I'm describing the semantics of a new optimization for Java using Operational Semantics but I'm not sure how to define the transition system.

I found this link :http://www.irisa.fr/celtique/teaching/PAS/opsem-2016.pdf where in slide 20 the transition system is defined but I don't get it.

###### Asked By : El Marce

Operational semantics utilizes the tools of logic, so as a prerequisite we must understand judgements and inference rules.

A judgement is like a proposition, but more general. It asserts a relation between two entities of our language. For example, in programming, we often employ the judgement $e: \tau$, asserting that expression $e$ has type $\tau$.

Inference rules are used to define judgements. They have the general form

$$\frac{J_1 \dots J_n}{J}$$

which reads: if we know judgements $J_1$ through $J_n$, we can infer judgement $J$. For example, we may have the following self-explanatory inference rule for the previously defined typing judgement:

$$\frac{n: \text{int} \quad m: \text{int}}{n+m: \text{int}}.$$

A structural operational semantics is defined using a transition system between states. In a programing language, the states are all closed expression in the language, and the final states are values. Formally, we make use of two judgements:

1. $e_1 \to e_2$, stating that expression $e_1$ transitions to state $e_2$ in one step
2. $e \space \text{final}$, stating that expression $e$ is a final state of the system.
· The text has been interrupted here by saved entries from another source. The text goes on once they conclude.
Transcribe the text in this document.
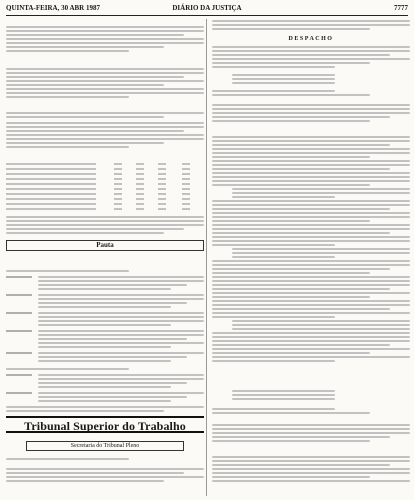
QUINTA-FEIRA, 30 ABR 1987	DIÁRIO DA JUSTIÇA	7777
Pauta
Tribunal Superior do Trabalho
Secretaria do Tribunal Pleno
DESPACHO
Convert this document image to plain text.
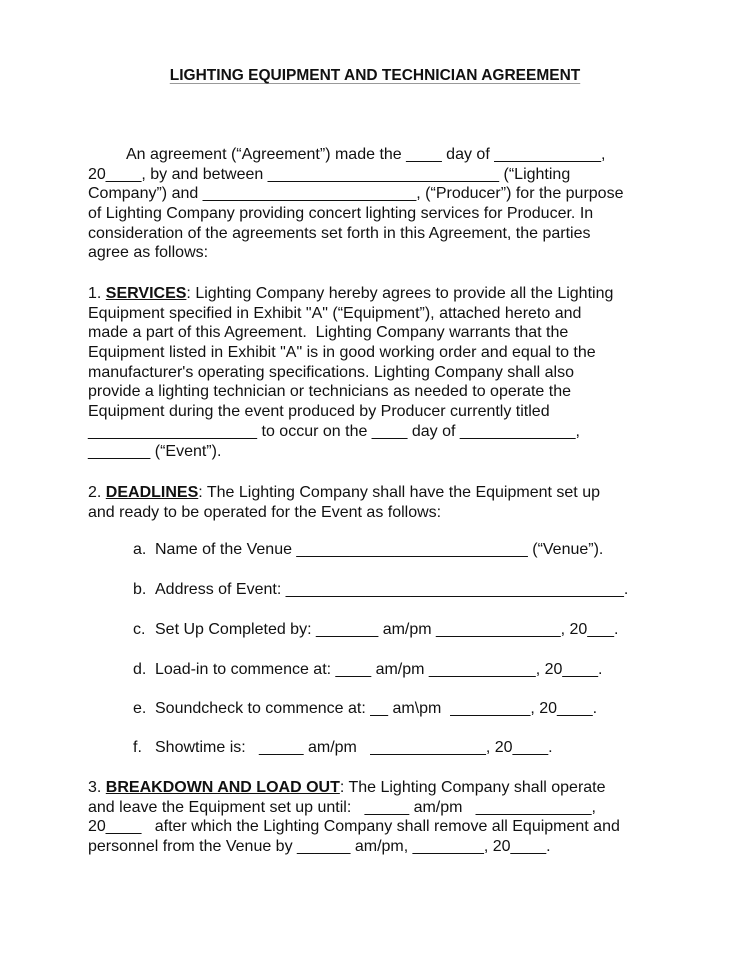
LIGHTING EQUIPMENT AND TECHNICIAN AGREEMENT
An agreement (“Agreement”) made the ____ day of ____________,
20____, by and between __________________________ (“Lighting
Company”) and ________________________, (“Producer”) for the purpose
of Lighting Company providing concert lighting services for Producer. In
consideration of the agreements set forth in this Agreement, the parties
agree as follows:
1. SERVICES: Lighting Company hereby agrees to provide all the Lighting
Equipment specified in Exhibit "A" (“Equipment”), attached hereto and
made a part of this Agreement.  Lighting Company warrants that the
Equipment listed in Exhibit "A" is in good working order and equal to the
manufacturer's operating specifications. Lighting Company shall also
provide a lighting technician or technicians as needed to operate the
Equipment during the event produced by Producer currently titled
___________________ to occur on the ____ day of _____________,
_______ (“Event”).
2. DEADLINES: The Lighting Company shall have the Equipment set up
and ready to be operated for the Event as follows:
a. Name of the Venue __________________________ (“Venue”).
b. Address of Event: ______________________________________.
c. Set Up Completed by: _______ am/pm ______________, 20___.
d. Load-in to commence at: ____ am/pm ____________, 20____.
e. Soundcheck to commence at: __ am\pm  _________, 20____.
f. Showtime is:   _____ am/pm   _____________, 20____.
3. BREAKDOWN AND LOAD OUT: The Lighting Company shall operate
and leave the Equipment set up until:   _____ am/pm   _____________,
20____   after which the Lighting Company shall remove all Equipment and
personnel from the Venue by ______ am/pm, ________, 20____.
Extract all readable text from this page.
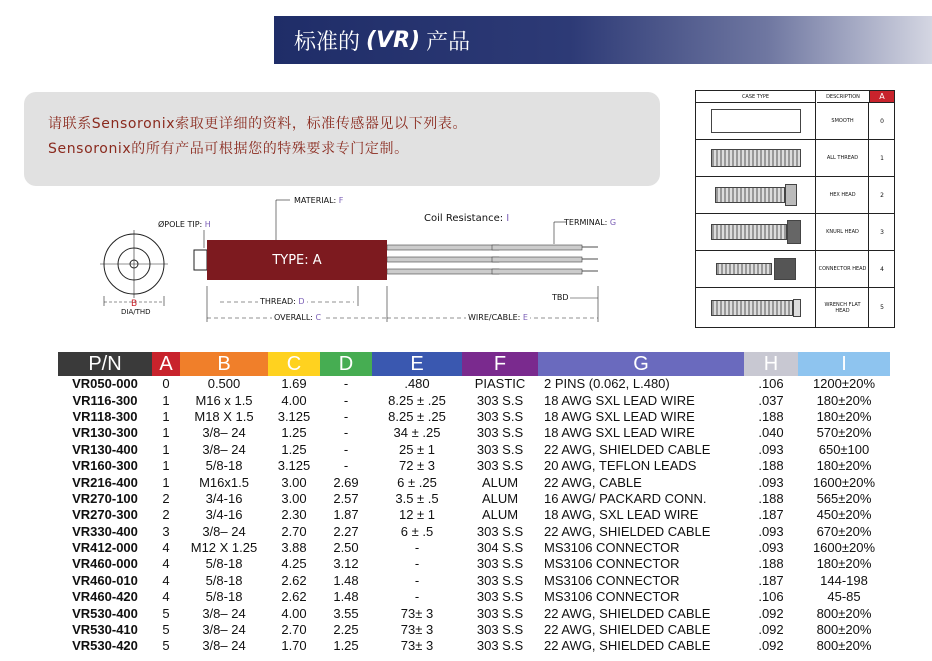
标准的 (VR) 产品
请联系Sensoronix索取更详细的资料，标准传感器见以下列表。
Sensoronix的所有产品可根据您的特殊要求专门定制。
TYPE: A
ØPOLE TIP: H
MATERIAL: F
Coil Resistance: I	TERMINAL: G
THREAD: D
OVERALL: C	WIRE/CABLE: E
TBD
B
DIA/THD
CASE TYPE	DESCRIPTION	A
SMOOTH	0
ALL THREAD	1
HEX HEAD	2
KNURL HEAD	3
CONNECTOR HEAD	4
WRENCH FLAT HEAD	5
P/N	A	B	C	D	E	F	G	H	I
VR050-000	0	0.500	1.69	-	.480	PIASTIC	2 PINS (0.062, L.480)	.106	1200±20%
VR116-300	1	M16 x 1.5	4.00	-	8.25 ± .25	303 S.S	18 AWG SXL LEAD WIRE	.037	180±20%
VR118-300	1	M18 X 1.5	3.125	-	8.25 ± .25	303 S.S	18 AWG SXL LEAD WIRE	.188	180±20%
VR130-300	1	3/8– 24	1.25	-	34 ± .25	303 S.S	18 AWG SXL LEAD WIRE	.040	570±20%
VR130-400	1	3/8– 24	1.25	-	25 ± 1	303 S.S	22 AWG, SHIELDED CABLE	.093	650±100
VR160-300	1	5/8-18	3.125	-	72 ± 3	303 S.S	20 AWG, TEFLON LEADS	.188	180±20%
VR216-400	1	M16x1.5	3.00	2.69	6 ± .25	ALUM	22 AWG, CABLE	.093	1600±20%
VR270-100	2	3/4-16	3.00	2.57	3.5 ± .5	ALUM	16 AWG/ PACKARD CONN.	.188	565±20%
VR270-300	2	3/4-16	2.30	1.87	12 ± 1	ALUM	18 AWG, SXL LEAD WIRE	.187	450±20%
VR330-400	3	3/8– 24	2.70	2.27	6 ± .5	303 S.S	22 AWG, SHIELDED CABLE	.093	670±20%
VR412-000	4	M12 X 1.25	3.88	2.50	-	304 S.S	MS3106 CONNECTOR	.093	1600±20%
VR460-000	4	5/8-18	4.25	3.12	-	303 S.S	MS3106 CONNECTOR	.188	180±20%
VR460-010	4	5/8-18	2.62	1.48	-	303 S.S	MS3106 CONNECTOR	.187	144-198
VR460-420	4	5/8-18	2.62	1.48	-	303 S.S	MS3106 CONNECTOR	.106	45-85
VR530-400	5	3/8– 24	4.00	3.55	73± 3	303 S.S	22 AWG, SHIELDED CABLE	.092	800±20%
VR530-410	5	3/8– 24	2.70	2.25	73± 3	303 S.S	22 AWG, SHIELDED CABLE	.092	800±20%
VR530-420	5	3/8– 24	1.70	1.25	73± 3	303 S.S	22 AWG, SHIELDED CABLE	.092	800±20%
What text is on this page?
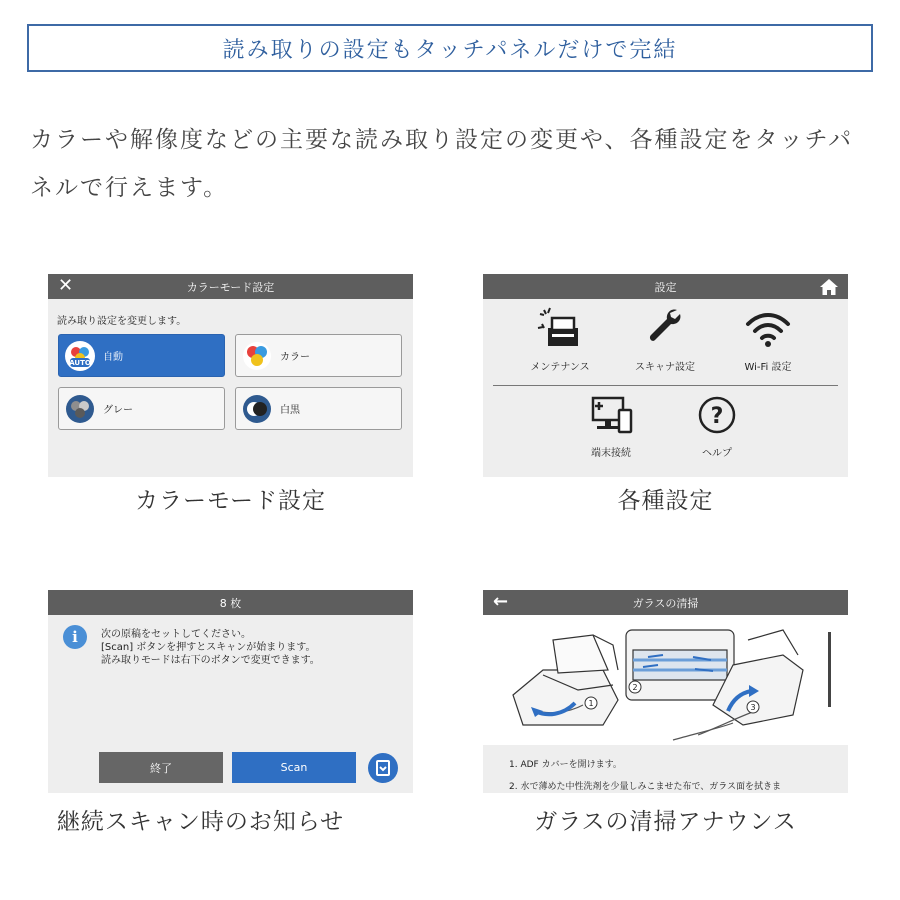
読み取りの設定もタッチパネルだけで完結

カラーや解像度などの主要な読み取り設定の変更や、各種設定をタッチパネルで行えます。

✕	カラーモード設定
読み取り設定を変更します。
AUTO 自動	カラー
グレー	白黒
カラーモード設定
設定
メンテナンス	スキャナ設定	Wi-Fi 設定
端末接続
?
ヘルプ
各種設定
8 枚
i	次の原稿をセットしてください。
[Scan] ボタンを押すとスキャンが始まります。
読み取りモードは右下のボタンで変更できます。
終了	Scan
継続スキャン時のお知らせ
←	ガラスの清掃
1
2
3
1. ADF カバーを開けます。
2. 水で薄めた中性洗剤を少量しみこませた布で、ガラス面を拭きま
ガラスの清掃アナウンス
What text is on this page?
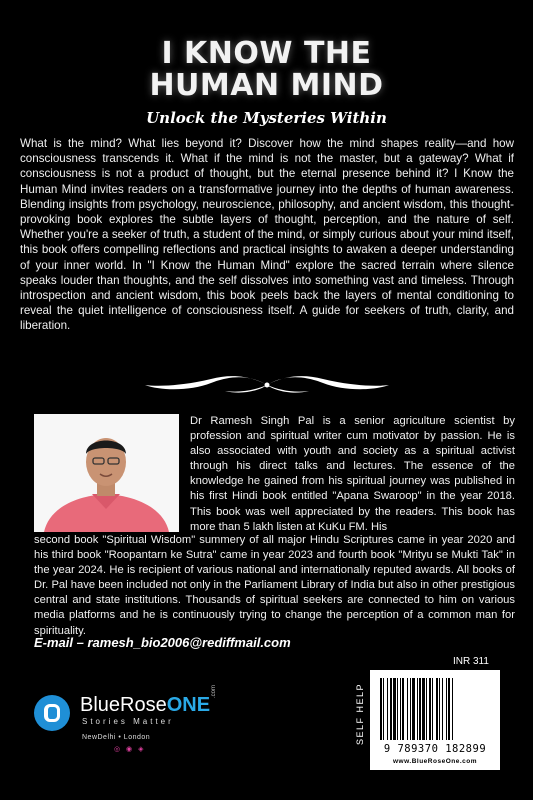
I KNOW THE
HUMAN MIND
Unlock the Mysteries Within

What is the mind? What lies beyond it? Discover how the mind shapes reality—and how consciousness transcends it. What if the mind is not the master, but a gateway? What if consciousness is not a product of thought, but the eternal presence behind it? I Know the Human Mind invites readers on a transformative journey into the depths of human awareness. Blending insights from psychology, neuroscience, philosophy, and ancient wisdom, this thought-provoking book explores the subtle layers of thought, perception, and the nature of self. Whether you're a seeker of truth, a student of the mind, or simply curious about your mind itself, this book offers compelling reflections and practical insights to awaken a deeper understanding of your inner world. In "I Know the Human Mind" explore the sacred terrain where silence speaks louder than thoughts, and the self dissolves into something vast and timeless. Through introspection and ancient wisdom, this book peels back the layers of mental conditioning to reveal the quiet intelligence of consciousness itself. A guide for seekers of truth, clarity, and liberation.

Dr Ramesh Singh Pal is a senior agriculture scientist by profession and spiritual writer cum motivator by passion. He is also associated with youth and society as a spiritual activist through his direct talks and lectures. The essence of the knowledge he gained from his spiritual journey was published in his first Hindi book entitled "Apana Swaroop" in the year 2018. This book was well appreciated by the readers. This book has more than 5 lakh listen at KuKu FM. His

second book "Spiritual Wisdom" summery of all major Hindu Scriptures came in year 2020 and his third book "Roopantarn ke Sutra" came in year 2023 and fourth book "Mrityu se Mukti Tak" in the year 2024. He is recipient of various national and internationally reputed awards. All books of Dr. Pal have been included not only in the Parliament Library of India but also in other prestigious central and state institutions. Thousands of spiritual seekers are connected to him on various media platforms and he is continuously trying to change the perception of a common man for spirituality.

E-mail – ramesh_bio2006@rediffmail.com
BlueRoseONE
.com
Stories Matter
NewDelhi • London
◎ ◉ ◈
INR 311
SELF HELP
9 789370 182899
www.BlueRoseOne.com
Here are some example inference rules in a language with arithmetic and function abstraction:

$$\frac{}{n \text{ final}}$$ $$\frac{}{n+0 \to n}$$ $$\frac{n + m \to k}{s(n) + m \to s(k)}$$ $$\frac{}{\lambda x. e \ \text{final}}$$ $$\frac{(\lambda x. e_1)e_2}{[e_2/x]e_1}$$

Most languages do not have a formal definition, including Java (as far as I know). There are also other methods for defining the semantics of a language, but for describing an optimization, I believe structural dynamics is a wise choice, as it has a natural notion of time complexity (the number of transitions).